We had plenty of gas so we checked out the area.  All the kids had run when they saw the water coming, so the boys could be anywhere.  I hoped they hadn’t run into the bush.  They would be harder for us to see.

We also hoped they hadn’t ended up in the water.  We went back and forth along the river and flooded area.  We checked the flat grasslands where many animals had stampeded to get away from the waters.  Roger called from the bush to say they hadn’t seen the boys anywhere.

“Wait!  Look!” shouted Jack.  He grabbed up the radio. “Roger, you there?  I’ve got them, I think.”

Sure enough, I saw the smoke. We zoomed down closer.  It was them! They had started a small fire, hoping someone would notice. They were jumping, and shouting, and waving their arms at us.

Jack looked for a place to land but it was just too rough.  The storm had left all kinds of debris—branches and small trees and rocks were scattered everywhere.  And the rescue team couldn’t get to them either.  There was a flood of water between them.
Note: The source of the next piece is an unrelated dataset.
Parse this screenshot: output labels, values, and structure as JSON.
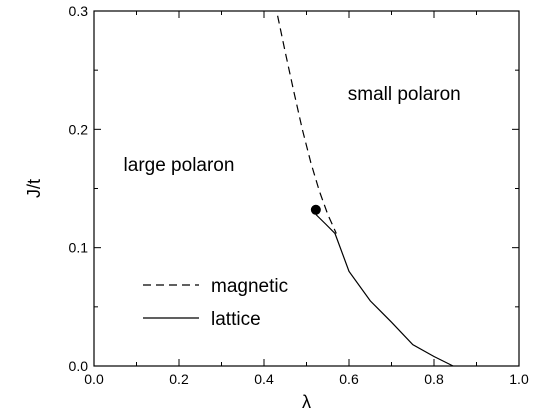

This was a job for Herbie.


Soon the helicopter came into sight, landing near the boys. They had put out the fire carefully, and were climbing into the chopper.  We all met up at the little town, for we needed gas by now.

The boys had joined the others and were hungrily eating sandwiches and cookies.

“Were we glad to see you!” they told  Jack.  “We got caught in a flooded stream—not the river, but it was bad enough. We still thought we were going to drown. But God helped us. We were able to grab onto trees and climb up the bank.”

Jack got something to eat, too, then we headed back, with the boys waving at us.

Whew, what a day. It’s always good to get home to my hangar.

I wonder what tomorrow will bring….

The End


Carol Bennett




The bush-short for the bush country

Chopper-another name for a helicopter

Orphan-children without moms and dads

Orphanage-a place where these children live

Floatplane-plane that’s able to land on water

Kudu and Wildebeest-animals that eat grass like deer. They have different types of horns.